The funds were divided with $16,438 for salaries, $20,234 for fuel, $10,000 for tires, $48,000 for gravel, $3,343 for telephone, and $1,000 for land and buildings. Botelho stated that overtime accumulated during repair work because of the floods had been balanced by employees taking time off.
JPs approved the first reading of an ordinance clarifying an unwritten agreement with cities in the county eliminating fees for housing prisoners, once the new county detention facility becomes operational.
All fees due in the interim shall be paid in full before the respective city is exempted. Medical costs of any prisoner of a city remain the responsibility of that city.
With Langhover dissenting, the JPs approved the first reading of another ordinance formalizing a practice of 50 years of sharing costs for roadwork with various governmental entities in the county.
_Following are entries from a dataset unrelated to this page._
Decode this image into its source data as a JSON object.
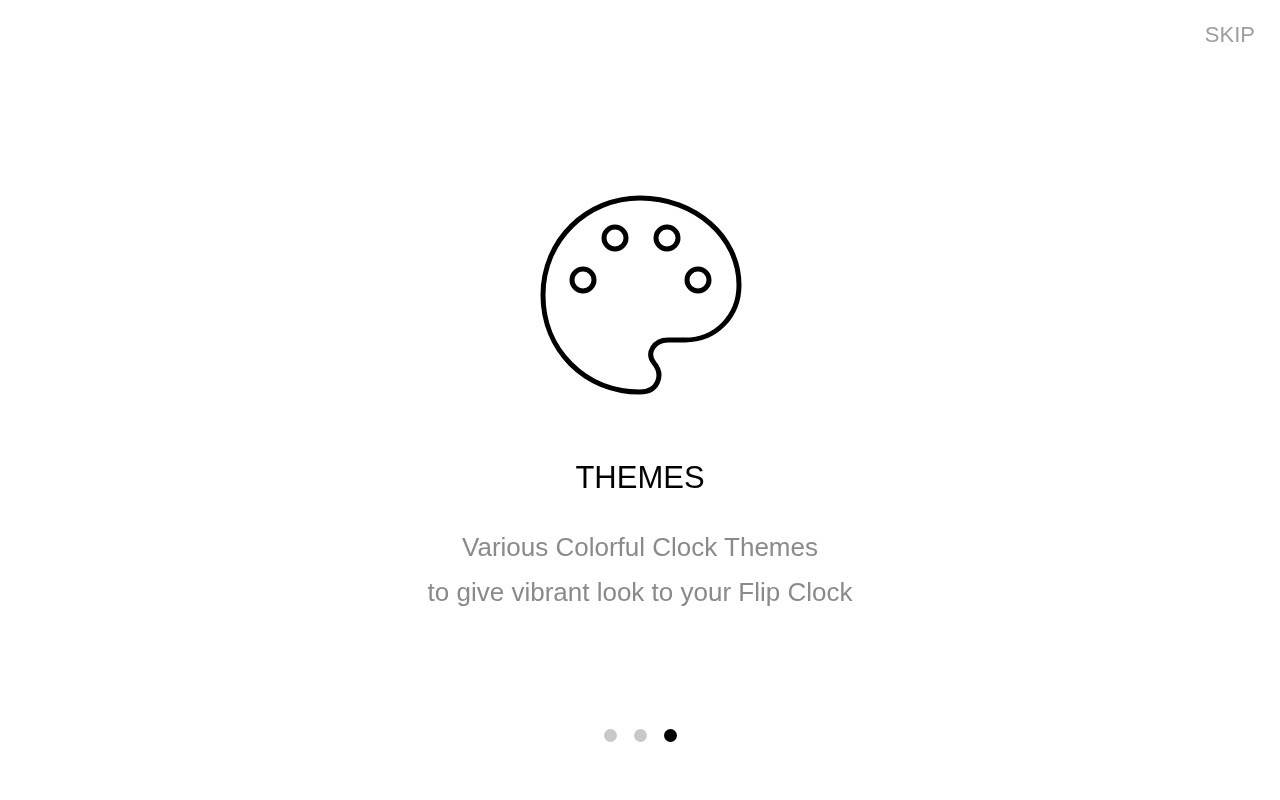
{
  "skip_button": {
    "label": "SKIP"
  },
  "slide": {
    "title": "THEMES",
    "description": [
      "Various Colorful Clock Themes",
      "to give vibrant look to your Flip Clock"
    ]
  },
  "pager": {
    "dots": [
      {
        "selected": false
      },
      {
        "selected": false
      },
      {
        "selected": true
      }
    ]
  }
}
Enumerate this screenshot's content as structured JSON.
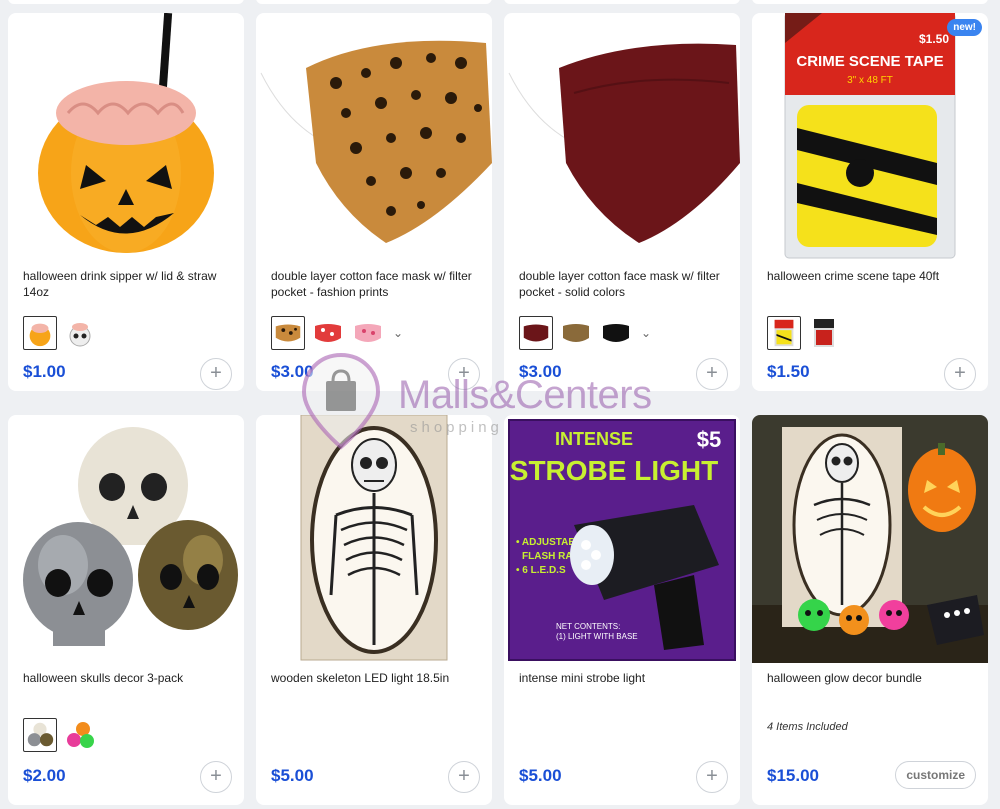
{
  "products": [
    {
      "name": "halloween drink sipper w/ lid & straw 14oz",
      "price": "$1.00",
      "image_icon": "pumpkin-sipper-icon",
      "swatches": [
        "pumpkin-sipper-swatch",
        "skull-sipper-swatch"
      ],
      "more_swatches": false,
      "action": "add"
    },
    {
      "name": "double layer cotton face mask w/ filter pocket - fashion prints",
      "price": "$3.00",
      "image_icon": "leopard-mask-icon",
      "swatches": [
        "leopard-swatch",
        "red-print-swatch",
        "pink-print-swatch"
      ],
      "more_swatches": true,
      "action": "add"
    },
    {
      "name": "double layer cotton face mask w/ filter pocket - solid colors",
      "price": "$3.00",
      "image_icon": "maroon-mask-icon",
      "swatches": [
        "maroon-swatch",
        "tan-swatch",
        "black-swatch"
      ],
      "more_swatches": true,
      "action": "add"
    },
    {
      "name": "halloween crime scene tape 40ft",
      "price": "$1.50",
      "badge": "new!",
      "image_icon": "crime-scene-tape-icon",
      "swatches": [
        "yellow-tape-swatch",
        "red-tape-swatch"
      ],
      "more_swatches": false,
      "action": "add"
    },
    {
      "name": "halloween skulls decor 3-pack",
      "price": "$2.00",
      "image_icon": "skulls-icon",
      "swatches": [
        "metal-skulls-swatch",
        "neon-skulls-swatch"
      ],
      "more_swatches": false,
      "action": "add"
    },
    {
      "name": "wooden skeleton LED light 18.5in",
      "price": "$5.00",
      "image_icon": "skeleton-frame-icon",
      "swatches": [],
      "more_swatches": false,
      "action": "add"
    },
    {
      "name": "intense mini strobe light",
      "price": "$5.00",
      "image_icon": "strobe-light-icon",
      "swatches": [],
      "more_swatches": false,
      "action": "add"
    },
    {
      "name": "halloween glow decor bundle",
      "price": "$15.00",
      "included": "4 Items Included",
      "image_icon": "glow-bundle-icon",
      "swatches": [],
      "more_swatches": false,
      "action": "customize",
      "action_label": "customize"
    }
  ],
  "package_text": {
    "tape_title": "CRIME SCENE TAPE",
    "tape_size": "3\" x 48 FT",
    "tape_price": "$1.50",
    "strobe_line1": "INTENSE",
    "strobe_line2": "STROBE LIGHT",
    "strobe_price": "$5",
    "strobe_feature1": "• ADJUSTABLE",
    "strobe_feature2": "FLASH RATE",
    "strobe_feature3": "• 6 L.E.D.S",
    "strobe_contents": "NET CONTENTS:",
    "strobe_contents2": "(1) LIGHT WITH BASE"
  },
  "watermark": {
    "brand": "Malls&Centers",
    "sub": "shopping"
  },
  "colors": {
    "price": "#1a4fd6",
    "badge": "#3a84f0",
    "page_bg": "#eef0f3"
  }
}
The ordinance limits the amount of the county road budget for such efforts to 10 percent, and there is no mandate in the ordinance requiring the county's financial assistance. The county limits its participation in such projects to labor and trucking of materials
Proposed projects which the county may assist in this year include two and one-half miles in Holiday Island, three and one-half blocks in Rule, about one-half mile in Oak Grove, and projects in Alpena and Beaver.
The ordinance is being enacted to link the traditional practice with an established ordinance.
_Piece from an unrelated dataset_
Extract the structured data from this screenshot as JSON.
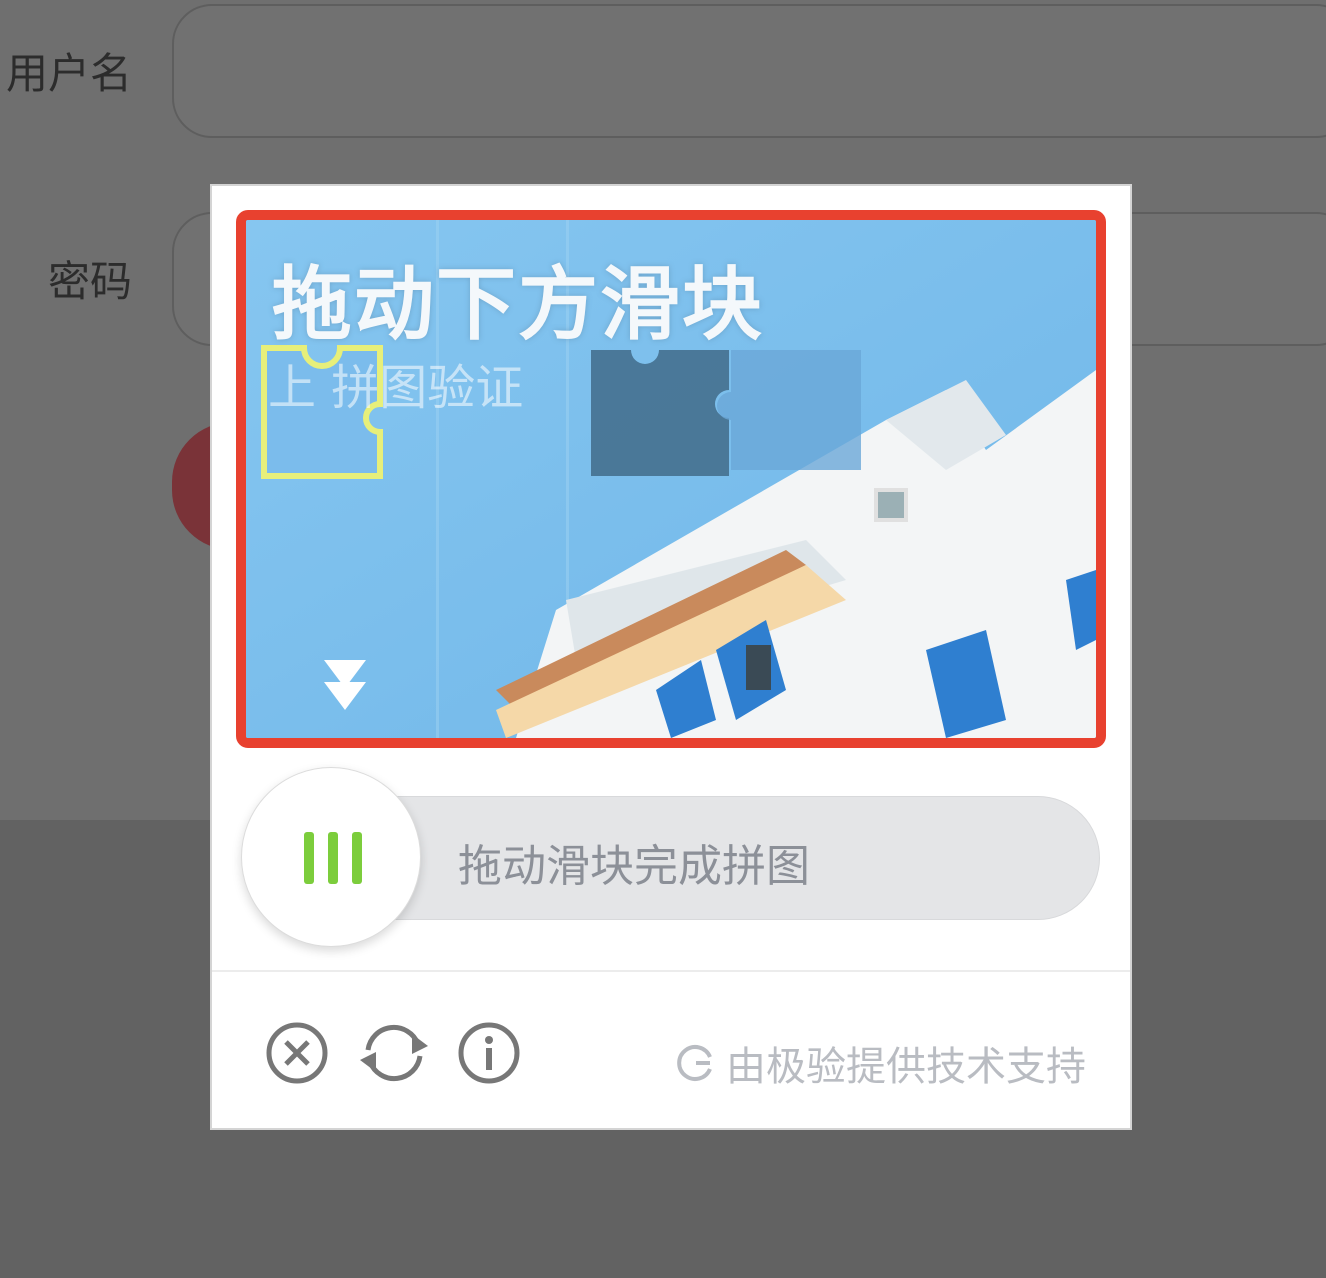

Approval was also given to a supplemental appropriation ordinance changing a part-time position at the Eureka Springs Library to a full-time position. Of the county's three libraries, Eureka Springs was the only one with only one full-time employee.
Jean Elderwind, of the Carroll-Madison library system and the board of the Carnegie Library in Eureka Springs, said the funding for the full-time position resulted from prudent money management in taking care of repairs to the building and a $3,600 grant for equipment from the Bill and Melinda Gates Foundation.
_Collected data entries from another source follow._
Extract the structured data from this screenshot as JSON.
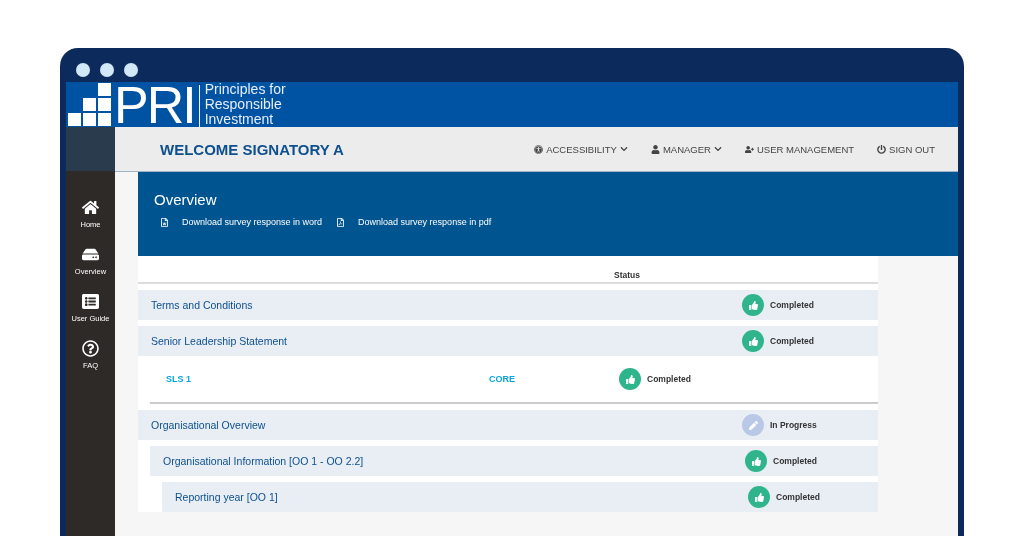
{
  "brand": {
    "mark": "PRI",
    "name_lines": [
      "Principles for",
      "Responsible",
      "Investment"
    ]
  },
  "welcome": "WELCOME SIGNATORY A",
  "top_menu": [
    {
      "label": "ACCESSIBILITY",
      "kind": "accessibility",
      "dropdown": true
    },
    {
      "label": "MANAGER",
      "kind": "user",
      "dropdown": true
    },
    {
      "label": "USER MANAGEMENT",
      "kind": "user-add",
      "dropdown": false
    },
    {
      "label": "SIGN OUT",
      "kind": "power",
      "dropdown": false
    }
  ],
  "sidebar": {
    "items": [
      {
        "label": "Home",
        "kind": "home"
      },
      {
        "label": "Overview",
        "kind": "drive"
      },
      {
        "label": "User Guide",
        "kind": "guide"
      },
      {
        "label": "FAQ",
        "kind": "faq"
      }
    ]
  },
  "overview": {
    "title": "Overview",
    "downloads": [
      {
        "label": "Download survey response in word",
        "kind": "word"
      },
      {
        "label": "Download survey response in pdf",
        "kind": "pdf"
      }
    ]
  },
  "table": {
    "status_heading": "Status",
    "rows": [
      {
        "kind": "section",
        "title": "Terms and Conditions",
        "status": "Completed",
        "completed": true
      },
      {
        "kind": "section",
        "title": "Senior Leadership Statement",
        "status": "Completed",
        "completed": true,
        "children": [
          {
            "kind": "indicator",
            "title": "SLS 1",
            "tag": "CORE",
            "status": "Completed",
            "completed": true
          }
        ]
      },
      {
        "kind": "section",
        "title": "Organisational Overview",
        "status": "In Progress",
        "completed": false,
        "children": [
          {
            "kind": "section",
            "title": "Organisational Information [OO 1 - OO 2.2]",
            "status": "Completed",
            "completed": true,
            "children": [
              {
                "kind": "section",
                "title": "Reporting year [OO 1]",
                "status": "Completed",
                "completed": true
              }
            ]
          }
        ]
      }
    ]
  }
}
JPs approved a resolution authorizing the county judge to apply for a County Fair Grounds Grant through the Arkansas Rural Development Commission.
There has been $1,200 in cash raised as a local match for constructing a horse barn at the fairgrounds.
Republican candidate for county judge Richard Williams questioned inclusion of cable television and telephone service for prisoners in the new detention center under construction on Hailey Road in Berryville. He wondered if television might distract jailers from monitoring prisoners.
Sheriff Chuck Medford stated that television privileges as a means of discipline was a "great way" to control prisoners. Television and telephones would only be in a dayroom, and telephone service is strictly one-way collect, with the county getting a rebate for their use. "It's not for convenience," Medford said, adding that no television will be available for employees.
It was also noted that the Supreme Court has ruled in favor of cable access for prisoners.
Botelho reported that Holly Smith of the circuit judge's office has been appointed to represent county employees on the county facilities commission; and that JP Ken Drezinski has been appointed to represent Carroll County on the board of the Office of Human Concern.
The judge also reported on various classes for grader operators scheduled this fall by the state. A grader operator certification class will be conduced Oct. 6-7 in Warren; and, locally, classes, open to public works department employees of cities within the county, will include off-road truck operation safety Oct. 21-22, and shop safety certification on Nov. 4.
JP Joe Mills reported regarding a recent meeting of the Association of Arkansas Counties, in which amendments extending term limits for state legislators, and authorizing $5 million for Super Project Funds to encourage a major industry employing at least 500 workers to be established in the state, were encouraged.
Mills also produced a plaque from AAC recognizing Carroll County for the fourth year straight for a spotless safety program.